Por aquí hay un gato anaranjado, grande y cabezón. Con unas cuantas cicatrices en las orejas y en el lomo. Un gato peleón, de los que para comer sueltan la zarpa. Hay también una gata gris, tranquila y cariñosa. Al principio la cogimos con el macho, Sol, porque arañaba y le robaba la comida a la gata, Garras, a golpe de zarpa. Ella era la gata de la casa, además. Tenía linaje. Él debería estar en casa de los vecinos, pero ni maldito caso le hacían, y el bicho terminaba deambulando, a ver qué rascaba. Iba y venía a placer, claro, pero si lo veíamos lo echábamos. Maullaba grave e insistente, por un trozo de cualquier cosa. Con el tiempo lo dejamos estar más, al principio por pura pereza, luego, cuando llegó el otoño, salíamos menos y fue ganando terreno.
Un día me miró y pude ver su pena. Se le escapó la pinta de tipo duro, se derrumbó. No sabría explicarlo, algo en sus ojos. Entonces, por primera vez, le di de comer a él. Viéndolo devorar supe que había pasado hambre de verdad, no eran maullidos de postín. Comía con ansia, casi con miedo. Se alejó un poco con la comida en la boca, como huyendo de mí. Yo me quedé observándolo, aprovechando la luz del sol. Cuando terminó, me miró. Pude ver su duda; tampoco sabría explicar cómo. Apartó la mirada y empezó a alejarse, pero dio media vuelta. Se encaminó hacia mí. Era la primera vez que lo veía hacerlo. Dudaba. Le hice un gesto de aprobación, le tendí la mano. Al final llegó después de una eternidad, como si en cada paso avanzara la mitad del anterior.

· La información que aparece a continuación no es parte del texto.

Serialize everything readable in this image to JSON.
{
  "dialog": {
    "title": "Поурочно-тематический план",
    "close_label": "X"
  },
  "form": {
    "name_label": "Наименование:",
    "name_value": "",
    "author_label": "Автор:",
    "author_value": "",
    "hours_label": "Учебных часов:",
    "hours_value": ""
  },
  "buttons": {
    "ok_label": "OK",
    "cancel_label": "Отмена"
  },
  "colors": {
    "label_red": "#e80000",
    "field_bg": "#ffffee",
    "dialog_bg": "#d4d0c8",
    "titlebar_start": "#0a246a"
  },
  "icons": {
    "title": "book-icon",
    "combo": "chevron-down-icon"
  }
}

Se dejó, por fin, tocar. Más bien se acarició él solo con mi mano.
—Vaya, así que debajo del tipo duro hay un corazón —le dije.

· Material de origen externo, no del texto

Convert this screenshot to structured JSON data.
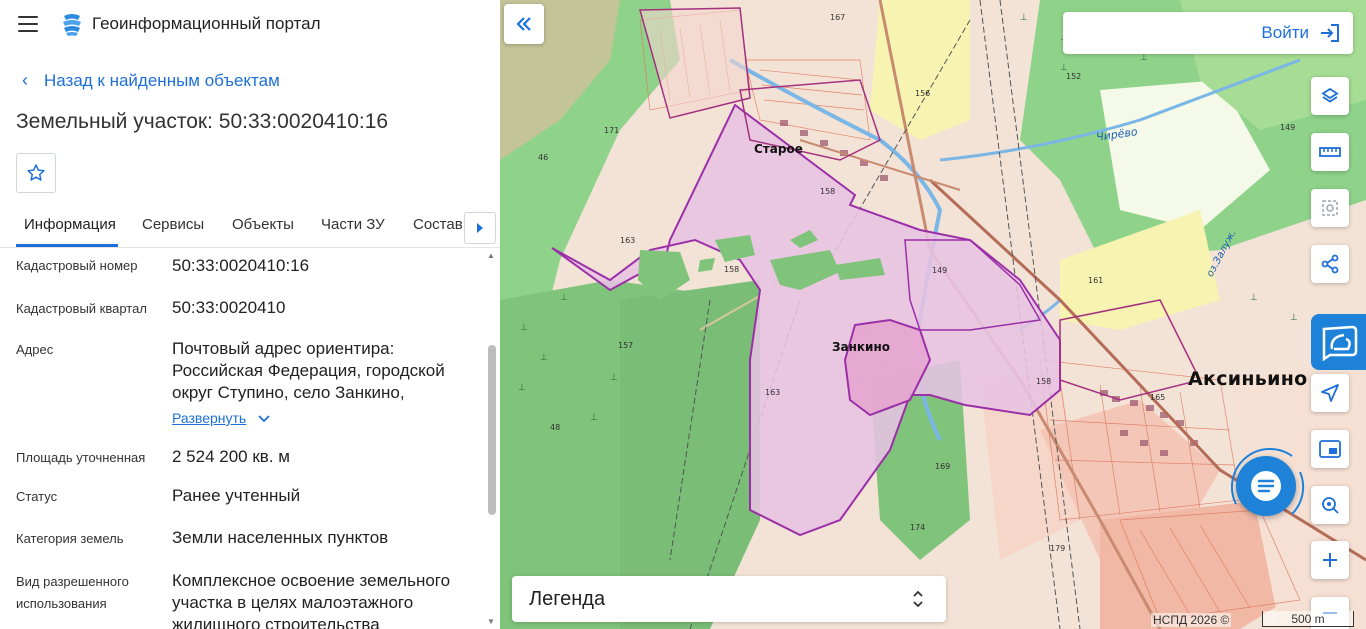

Comprendí que si había huido antes es porque algún cabrón le habría dado caricias de palo. Al poco llegó Garras y vino a mí también, a mi mano tendida, buscando caricias. O marcar territorio, no entiendo muy bien a los gatos. De pronto, él se celó y sacó su zarpa hacia ella de nuevo. Lo aparté como pude. Volví a ella y la acaricié de nuevo, para dejar claro cómo estaban las cosas. Pero entendí que uno puede volverse un cabrón cuando le falta comida y amor. En eso no somos tan distintos. Ha tenido una vida de mierda, me dije. Ahora hay dos cuencos para las sobras de comida en lugar de uno. Él sigue intentando quedarse con los dos, pero estamos en ello. Creo que ya va entendiendo que aquí no le van a llover palos. A veces ronronea y todo. Hasta ha dejado de maullar como un grillo. Hoy parecía escucharme, así que le hablé.
—¿Ves? Creo que podemos ser amigos. Te han jodido, ¿eh? Si es que tú también te metes en todos los fregaos, ¿a qué sí? Bueno, desconfía, es normal. Pero aquí vas a estar bien. Me pregunto cómo será eso de encontrar por fin alguien con el que poder tirar la coraza al suelo. Da vértigo, chico. Quitarse la coraza que tanta falta te ha hecho. Yo soy como tú, amigo. Te juro que voy a romperte ese escudo. Y cuando vea a los que te han tratado así se van a comer las piezas. Y nos verán aquí sentados, mirando la luna, en paz. Y ellos se harán pequeños discutiendo al calor de su estúpida televisión. Sí, amigo. Yo estoy en ello, pero tú ya lo has hecho. Conmigo estás seguro. Ojalá encuentre yo a alguien que quiera acariciarme el alma cuando le saque los dientes.
Y me miró, os lo juro, como si me hubiera entendido. No sabría explicarlo.